David Fernández Borbalán
- Born: 30 May 1973 (age 51) Almería, Spain

Domestic
- Years: League / Role
- 2004–2018: La Liga / Referee

International
- Years: League / Role
- 2010–2018: FIFA listed / Referee

= David Fernández Borbalán =

Spanish football referee

David Fernández Borbalán (born 30 May 1973) is a retired Spanish football referee. His first match officiating in La Liga was on 12 September 2004, between Levante UD and Racing de Santander.
Borbalán also refereed a key match in Synot liga season 2014–15 between AC Sparta Prague and FC Viktoria Plzeň on 9 May 2015.

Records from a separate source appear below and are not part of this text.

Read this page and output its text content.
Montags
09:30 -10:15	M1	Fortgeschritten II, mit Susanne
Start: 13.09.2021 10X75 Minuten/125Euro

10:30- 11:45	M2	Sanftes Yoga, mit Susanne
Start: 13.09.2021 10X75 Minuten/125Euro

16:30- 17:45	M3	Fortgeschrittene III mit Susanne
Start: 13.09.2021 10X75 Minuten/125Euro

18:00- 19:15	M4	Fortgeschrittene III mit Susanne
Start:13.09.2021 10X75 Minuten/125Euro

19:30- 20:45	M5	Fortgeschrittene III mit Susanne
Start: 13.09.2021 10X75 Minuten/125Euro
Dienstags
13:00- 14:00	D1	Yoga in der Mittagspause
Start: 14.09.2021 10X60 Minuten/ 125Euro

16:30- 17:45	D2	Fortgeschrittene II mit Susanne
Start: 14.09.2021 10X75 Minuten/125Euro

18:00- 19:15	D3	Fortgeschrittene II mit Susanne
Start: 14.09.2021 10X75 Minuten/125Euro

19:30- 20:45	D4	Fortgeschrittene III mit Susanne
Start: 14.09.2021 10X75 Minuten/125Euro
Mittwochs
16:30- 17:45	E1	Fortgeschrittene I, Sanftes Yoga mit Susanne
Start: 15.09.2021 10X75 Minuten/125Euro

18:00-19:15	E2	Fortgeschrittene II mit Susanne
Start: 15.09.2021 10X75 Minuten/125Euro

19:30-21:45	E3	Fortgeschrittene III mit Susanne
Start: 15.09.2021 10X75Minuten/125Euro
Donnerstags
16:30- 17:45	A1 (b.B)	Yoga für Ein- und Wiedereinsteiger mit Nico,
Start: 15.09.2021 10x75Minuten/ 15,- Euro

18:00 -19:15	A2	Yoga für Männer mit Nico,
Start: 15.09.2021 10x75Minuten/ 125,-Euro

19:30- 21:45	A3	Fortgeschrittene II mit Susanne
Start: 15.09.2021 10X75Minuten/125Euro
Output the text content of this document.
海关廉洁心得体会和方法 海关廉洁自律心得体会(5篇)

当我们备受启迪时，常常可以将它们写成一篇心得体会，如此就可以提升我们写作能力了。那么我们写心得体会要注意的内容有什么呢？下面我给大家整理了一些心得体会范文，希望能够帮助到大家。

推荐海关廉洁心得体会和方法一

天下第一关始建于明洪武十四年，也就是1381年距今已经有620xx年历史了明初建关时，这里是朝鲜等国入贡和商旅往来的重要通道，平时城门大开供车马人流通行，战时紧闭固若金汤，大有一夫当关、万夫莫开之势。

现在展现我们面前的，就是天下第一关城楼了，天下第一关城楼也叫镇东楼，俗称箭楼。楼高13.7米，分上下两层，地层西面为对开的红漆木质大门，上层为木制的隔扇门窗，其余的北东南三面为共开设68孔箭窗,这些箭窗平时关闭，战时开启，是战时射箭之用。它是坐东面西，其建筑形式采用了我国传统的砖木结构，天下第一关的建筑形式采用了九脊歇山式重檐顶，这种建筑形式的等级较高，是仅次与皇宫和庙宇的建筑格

He was chosen, upon validation from FIFA, to referee the 2018 Greek Cup Final between AEK and PAOK at the Olympic Stadium in Athens, amidst concerns over supporter riots and violence during the game and despite protests by Greek football chairmen and refereeing bodies over the appointment of non-Greek officials. Two weeks later, he took charge of his final La Liga fixture, a 1–0 win for RCD Espanyol over Athletic Bilbao at San Mamés in a match which meant little to the fortunes of the teams involved but was played at a venue specified as being preferred by the referee for his last appointment.